The Travis Edward Pike Tea Party Snack Platter CD is next. I didn’t select Track #1, “If I Didn’t Love You Girl” because we discussed its inclusion on so many compilation albums, but the most popular song on that album according to YouTube visitors, is Track #7, “What’s the Matter with Your Mind?” It must hit a nerve with my fans because it’s the second most popular of all my songs on the Otherworld Cottage label.  Track #10, “You Got What I Need,” and Track #11, “Oh Mama” were the most popular of the songs in Travis Pike’s Tea Party repertoire.  https://www.youtube.com/watch?v=EljYOQ9IxXE&list=OLAK5uy_l0LIH5paK5uZ1EydJ-SDQJsWD25lmTBAw&index=10&pp=8AUB

Outside the Box has three songs in my YouTube Top Ten, including Track #1, “Andalusian Bride Suite,” an art song, I composed in 1974, to which I added a vocal dedicated to my daughter, Lisa, and French Horn and Trumpet parts played 40 years later by her two sons, then in middle school.  Track #10 “Lovely Girl I Married” is another melody I composed in the sixties, but lyrically composed for my wife on our 50th anniversary.  Track #11, “Star Maker,” is more current.  I used to know how to get a record played, and if played far, wide, and often enough, it would result in a hit.  But today, deejays have little control over  programming, and most follow instructions issued by remote programmers, with whatever agenda they believe will attract the most listeners. And there’s one more on this album that I must mention, because nowadays, everything is politics.  Track #8, “Gotta Be a Better Way,” has a rhythm that won’t quit and lyrics that don’t compromise.

Harvey:  What about the songs on the Changeling’s Return CD?

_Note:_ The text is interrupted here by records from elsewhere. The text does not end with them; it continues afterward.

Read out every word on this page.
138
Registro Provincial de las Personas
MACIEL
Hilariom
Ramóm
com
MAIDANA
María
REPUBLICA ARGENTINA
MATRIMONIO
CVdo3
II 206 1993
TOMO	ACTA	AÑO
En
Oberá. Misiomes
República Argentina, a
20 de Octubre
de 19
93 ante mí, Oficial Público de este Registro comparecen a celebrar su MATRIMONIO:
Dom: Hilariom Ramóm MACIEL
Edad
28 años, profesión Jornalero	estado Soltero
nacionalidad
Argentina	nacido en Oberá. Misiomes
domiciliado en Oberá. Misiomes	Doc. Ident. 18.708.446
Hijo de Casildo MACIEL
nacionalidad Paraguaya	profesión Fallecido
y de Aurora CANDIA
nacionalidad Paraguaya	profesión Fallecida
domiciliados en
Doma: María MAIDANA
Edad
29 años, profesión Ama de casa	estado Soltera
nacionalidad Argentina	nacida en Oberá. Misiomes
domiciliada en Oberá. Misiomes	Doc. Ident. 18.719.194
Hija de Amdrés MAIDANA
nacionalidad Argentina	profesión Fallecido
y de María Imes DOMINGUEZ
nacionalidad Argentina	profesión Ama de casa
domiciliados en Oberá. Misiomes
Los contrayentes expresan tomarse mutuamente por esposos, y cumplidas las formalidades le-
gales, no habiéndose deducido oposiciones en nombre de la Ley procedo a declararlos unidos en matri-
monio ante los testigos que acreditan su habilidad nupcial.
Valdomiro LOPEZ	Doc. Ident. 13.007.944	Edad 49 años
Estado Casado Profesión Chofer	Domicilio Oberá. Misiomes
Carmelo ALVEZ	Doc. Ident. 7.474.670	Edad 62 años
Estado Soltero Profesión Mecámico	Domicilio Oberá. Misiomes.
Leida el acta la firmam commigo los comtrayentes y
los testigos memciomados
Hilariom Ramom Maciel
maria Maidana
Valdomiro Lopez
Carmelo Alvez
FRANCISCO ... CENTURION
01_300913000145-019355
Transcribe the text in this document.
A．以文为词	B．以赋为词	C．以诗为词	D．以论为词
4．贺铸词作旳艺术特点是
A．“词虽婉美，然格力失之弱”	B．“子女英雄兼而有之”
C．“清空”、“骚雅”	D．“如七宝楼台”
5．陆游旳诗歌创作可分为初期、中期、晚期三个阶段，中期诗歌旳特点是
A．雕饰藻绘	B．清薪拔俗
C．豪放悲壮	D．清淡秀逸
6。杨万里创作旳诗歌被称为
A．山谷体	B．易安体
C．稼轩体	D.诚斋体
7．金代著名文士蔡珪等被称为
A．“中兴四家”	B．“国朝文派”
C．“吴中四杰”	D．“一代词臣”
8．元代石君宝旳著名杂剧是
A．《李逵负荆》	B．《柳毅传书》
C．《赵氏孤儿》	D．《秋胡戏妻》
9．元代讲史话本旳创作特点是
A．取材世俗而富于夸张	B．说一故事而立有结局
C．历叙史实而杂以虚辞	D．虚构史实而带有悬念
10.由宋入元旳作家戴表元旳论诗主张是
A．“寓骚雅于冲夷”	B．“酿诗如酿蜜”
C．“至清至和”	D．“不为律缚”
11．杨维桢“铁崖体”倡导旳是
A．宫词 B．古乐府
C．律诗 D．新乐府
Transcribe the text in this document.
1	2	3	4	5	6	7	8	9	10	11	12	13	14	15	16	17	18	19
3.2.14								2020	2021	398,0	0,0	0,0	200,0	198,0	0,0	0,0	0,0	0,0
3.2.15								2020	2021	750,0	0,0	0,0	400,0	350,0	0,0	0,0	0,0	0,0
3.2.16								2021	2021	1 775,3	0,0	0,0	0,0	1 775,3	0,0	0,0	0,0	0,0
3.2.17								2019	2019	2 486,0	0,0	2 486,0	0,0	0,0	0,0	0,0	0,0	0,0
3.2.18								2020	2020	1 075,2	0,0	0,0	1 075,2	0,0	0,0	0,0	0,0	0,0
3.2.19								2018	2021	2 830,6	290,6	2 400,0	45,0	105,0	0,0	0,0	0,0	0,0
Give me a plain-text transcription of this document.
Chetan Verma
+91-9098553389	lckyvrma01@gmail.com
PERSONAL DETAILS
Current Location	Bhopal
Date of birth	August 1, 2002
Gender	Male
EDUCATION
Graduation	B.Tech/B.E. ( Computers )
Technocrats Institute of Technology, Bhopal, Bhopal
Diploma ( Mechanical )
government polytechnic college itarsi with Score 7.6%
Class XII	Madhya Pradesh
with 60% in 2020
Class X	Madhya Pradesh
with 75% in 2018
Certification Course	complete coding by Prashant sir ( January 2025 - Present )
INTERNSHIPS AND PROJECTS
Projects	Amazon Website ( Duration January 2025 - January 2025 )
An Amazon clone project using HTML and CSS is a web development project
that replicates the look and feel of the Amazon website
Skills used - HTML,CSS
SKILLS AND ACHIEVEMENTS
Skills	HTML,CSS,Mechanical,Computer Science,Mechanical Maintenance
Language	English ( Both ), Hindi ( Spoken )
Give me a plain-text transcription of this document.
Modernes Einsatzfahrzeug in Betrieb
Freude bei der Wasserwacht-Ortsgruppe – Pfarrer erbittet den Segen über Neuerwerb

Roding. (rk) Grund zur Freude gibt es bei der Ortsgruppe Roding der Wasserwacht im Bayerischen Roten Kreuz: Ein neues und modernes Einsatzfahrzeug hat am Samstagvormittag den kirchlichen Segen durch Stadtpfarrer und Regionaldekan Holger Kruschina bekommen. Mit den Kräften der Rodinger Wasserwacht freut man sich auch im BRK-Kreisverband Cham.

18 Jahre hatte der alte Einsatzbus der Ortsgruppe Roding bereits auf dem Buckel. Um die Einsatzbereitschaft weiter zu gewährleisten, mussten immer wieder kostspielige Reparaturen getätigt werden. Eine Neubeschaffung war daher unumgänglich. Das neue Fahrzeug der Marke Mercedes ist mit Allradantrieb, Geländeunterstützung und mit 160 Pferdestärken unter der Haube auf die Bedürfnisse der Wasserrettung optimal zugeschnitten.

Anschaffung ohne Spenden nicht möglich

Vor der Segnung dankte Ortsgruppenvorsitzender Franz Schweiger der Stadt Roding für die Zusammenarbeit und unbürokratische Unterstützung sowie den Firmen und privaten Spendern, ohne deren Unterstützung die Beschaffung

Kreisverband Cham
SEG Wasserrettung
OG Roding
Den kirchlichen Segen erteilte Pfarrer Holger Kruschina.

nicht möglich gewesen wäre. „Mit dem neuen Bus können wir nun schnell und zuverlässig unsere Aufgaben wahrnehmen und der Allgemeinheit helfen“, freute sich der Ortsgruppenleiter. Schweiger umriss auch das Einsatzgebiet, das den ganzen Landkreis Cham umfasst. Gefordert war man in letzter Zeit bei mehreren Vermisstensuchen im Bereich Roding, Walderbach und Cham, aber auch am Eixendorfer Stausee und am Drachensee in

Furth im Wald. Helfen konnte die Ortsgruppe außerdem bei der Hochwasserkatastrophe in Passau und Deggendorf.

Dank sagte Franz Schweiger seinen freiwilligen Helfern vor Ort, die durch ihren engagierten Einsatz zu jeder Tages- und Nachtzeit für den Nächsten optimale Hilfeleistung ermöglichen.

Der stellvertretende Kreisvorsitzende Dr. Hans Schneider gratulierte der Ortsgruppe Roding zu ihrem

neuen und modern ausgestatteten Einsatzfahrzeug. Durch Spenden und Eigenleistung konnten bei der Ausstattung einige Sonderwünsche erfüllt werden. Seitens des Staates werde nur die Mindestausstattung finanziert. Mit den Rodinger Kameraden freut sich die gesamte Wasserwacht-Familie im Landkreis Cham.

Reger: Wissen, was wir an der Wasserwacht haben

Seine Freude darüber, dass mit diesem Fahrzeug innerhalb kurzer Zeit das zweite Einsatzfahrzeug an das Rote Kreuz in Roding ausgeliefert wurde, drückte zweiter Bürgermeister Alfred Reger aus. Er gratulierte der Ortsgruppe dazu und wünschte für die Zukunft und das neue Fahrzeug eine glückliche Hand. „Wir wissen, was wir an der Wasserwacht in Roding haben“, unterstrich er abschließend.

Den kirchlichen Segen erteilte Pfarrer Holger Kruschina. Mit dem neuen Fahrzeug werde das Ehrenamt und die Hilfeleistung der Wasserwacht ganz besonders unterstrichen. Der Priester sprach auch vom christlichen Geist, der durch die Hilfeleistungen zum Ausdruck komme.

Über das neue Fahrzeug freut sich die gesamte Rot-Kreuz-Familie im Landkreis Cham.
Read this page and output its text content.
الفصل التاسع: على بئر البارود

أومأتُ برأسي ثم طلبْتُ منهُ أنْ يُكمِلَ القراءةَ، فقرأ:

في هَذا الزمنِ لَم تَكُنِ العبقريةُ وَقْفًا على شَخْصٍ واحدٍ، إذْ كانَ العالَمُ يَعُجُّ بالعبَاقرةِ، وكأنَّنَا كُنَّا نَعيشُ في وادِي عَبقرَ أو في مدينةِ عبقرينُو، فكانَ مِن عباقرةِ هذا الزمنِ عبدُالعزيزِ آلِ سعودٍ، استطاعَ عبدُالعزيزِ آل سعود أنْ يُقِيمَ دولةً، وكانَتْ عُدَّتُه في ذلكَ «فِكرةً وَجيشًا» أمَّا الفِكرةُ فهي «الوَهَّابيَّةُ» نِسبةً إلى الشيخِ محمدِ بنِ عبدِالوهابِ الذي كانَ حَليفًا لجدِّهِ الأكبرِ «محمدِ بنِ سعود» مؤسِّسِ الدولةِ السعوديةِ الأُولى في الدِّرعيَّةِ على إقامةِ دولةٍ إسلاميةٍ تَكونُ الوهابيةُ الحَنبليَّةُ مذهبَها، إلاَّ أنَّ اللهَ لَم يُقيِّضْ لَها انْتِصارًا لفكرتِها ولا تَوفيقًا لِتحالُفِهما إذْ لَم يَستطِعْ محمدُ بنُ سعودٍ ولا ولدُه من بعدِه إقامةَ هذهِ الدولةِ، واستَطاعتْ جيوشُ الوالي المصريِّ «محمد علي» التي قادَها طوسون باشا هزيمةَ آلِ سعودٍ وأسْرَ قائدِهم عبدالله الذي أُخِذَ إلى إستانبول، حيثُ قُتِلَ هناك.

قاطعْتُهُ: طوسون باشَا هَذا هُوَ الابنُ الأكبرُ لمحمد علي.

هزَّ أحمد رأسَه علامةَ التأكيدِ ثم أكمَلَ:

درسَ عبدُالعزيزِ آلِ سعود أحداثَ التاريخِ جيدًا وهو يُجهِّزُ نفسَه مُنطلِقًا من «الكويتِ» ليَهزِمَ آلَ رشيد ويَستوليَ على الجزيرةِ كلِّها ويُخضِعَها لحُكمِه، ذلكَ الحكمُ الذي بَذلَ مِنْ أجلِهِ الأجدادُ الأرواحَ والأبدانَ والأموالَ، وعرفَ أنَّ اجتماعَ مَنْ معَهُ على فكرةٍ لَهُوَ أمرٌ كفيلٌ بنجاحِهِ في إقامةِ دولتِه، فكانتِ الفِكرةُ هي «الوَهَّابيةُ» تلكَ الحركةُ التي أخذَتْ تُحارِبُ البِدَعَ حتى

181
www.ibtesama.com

Travis:   The current Changeling’s Return CD features 18 tracks.  Surprisingly, the most popular is Track #6, “In This Place.”  It opens and closes acapella, evolving into a long-form processional, and then into a high-energy otherworldly dance.  The second most popular is Track #4, “The Likes of You,” a love song (possibly conceived in “Otherworld”), after my car wreck in Germany in 1964. Track #3, “Morningstone,” the title song in the earlier property, also made the cut.  Track #9 is “The Fool,” the result of a sip from the Cauldron of Inspiration, and  Track #12, “Witchy Stew,” is an appropriate reaction by visitors experiencing Changeling’s Return for the first time. Track #14, “Mystical Encounter” cannot be denied and Track #16, “The Fool in Concert” is a medley pondering the delusion or efficacy induced of that sip from the Cauldron of Inspiration and recalls the invitation to explore Changeling’s Return inherent mysteries and destiny, and Track #18, “Dog, Roebuck and Lapwing” is intended to reawaken its spellbound audiences.